Let me know if these assumptions don’t match what you had in mind.

 

What makes this challenging is that while SAPI allows you to easily skip to the beginning of sentences, the problem requires the ability to skip to the beginning of words or phonemes, and SAPI has no particular functions to do this.

 

One approach

 

One approach is to forget about phonemes and only worry about words and sentences. For English, you can come up with a reasonable word and sentence breaking algorithm based on searching for white-space and punctuation (there will be some glitches in this approach, but only in uncommon cases and nothing drastic). Word and sentence breaks are very difficult to do for a lot of written languages, so this approach isn’t generic. But for English it’s probably fine.

 

If you’re in sentence mode, just call SPVoice::Speak with the particular sentence. When it’s done, the SPVoice::EndStream event will fire, and you can just Speak the next sentence. Skipping is easy – just Speak the appropriate sentence, using the SVSFPurgeBeforeSpeak flag.
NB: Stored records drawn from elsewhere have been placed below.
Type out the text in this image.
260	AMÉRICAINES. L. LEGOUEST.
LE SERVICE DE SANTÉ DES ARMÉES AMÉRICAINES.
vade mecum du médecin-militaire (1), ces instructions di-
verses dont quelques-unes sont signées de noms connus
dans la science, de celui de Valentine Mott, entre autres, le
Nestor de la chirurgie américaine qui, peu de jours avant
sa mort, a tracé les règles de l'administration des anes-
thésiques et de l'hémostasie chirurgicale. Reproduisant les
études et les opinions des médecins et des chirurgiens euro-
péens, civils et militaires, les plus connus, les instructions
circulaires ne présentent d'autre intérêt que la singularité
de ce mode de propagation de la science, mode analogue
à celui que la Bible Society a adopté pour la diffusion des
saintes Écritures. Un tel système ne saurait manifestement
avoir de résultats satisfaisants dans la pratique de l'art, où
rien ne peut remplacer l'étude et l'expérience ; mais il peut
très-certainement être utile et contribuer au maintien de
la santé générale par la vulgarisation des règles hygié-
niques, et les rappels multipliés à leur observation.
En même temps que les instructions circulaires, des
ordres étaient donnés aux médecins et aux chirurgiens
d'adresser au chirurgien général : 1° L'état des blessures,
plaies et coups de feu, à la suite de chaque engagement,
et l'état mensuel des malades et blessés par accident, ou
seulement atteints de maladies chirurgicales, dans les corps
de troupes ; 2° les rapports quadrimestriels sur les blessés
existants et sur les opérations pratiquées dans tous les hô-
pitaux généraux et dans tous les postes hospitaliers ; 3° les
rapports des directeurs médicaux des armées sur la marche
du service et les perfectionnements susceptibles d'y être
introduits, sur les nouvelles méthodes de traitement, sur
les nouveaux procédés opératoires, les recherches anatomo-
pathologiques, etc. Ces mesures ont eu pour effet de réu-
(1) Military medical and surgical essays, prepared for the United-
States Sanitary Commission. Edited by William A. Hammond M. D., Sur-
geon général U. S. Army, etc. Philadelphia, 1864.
The same approach works for word mode: just call SPVoice::Speak one word at a time.

 

An alternative

 

An alternative is to work with the full string, but just pass in the tail of the text to SPVoice::Speak, starting from the point you want to skip to. For example, if you want to skip to “over” in “the quick brown fox jumped over the lazy dog”, call SPVoice::Speak with “over the lazy dog”. Of course, you’ll want to keep a cursor into the complete string so you can figure out how to jump backwards.

 

If you take this approach, another thing you’ll need to do is keep track of every sentence, word & phoneme that’s spoken. Although SAPI can’t skip to specific words & phonemes, it will tell you when they’ve been spoken using the SPVoice::Sentence, ::Word and ::Phoneme events. The great thing about these is that they include the index of the corresponding first character in the string that was passed to SPVoice::Speak. So if you trap these events, you’ll be able to figure out exactly where the synthesizer is up to in the master string, and be able to use this as the base index for skipping forward or backward. However, you wouldn’t be able to skip any further forward than has already been rendered.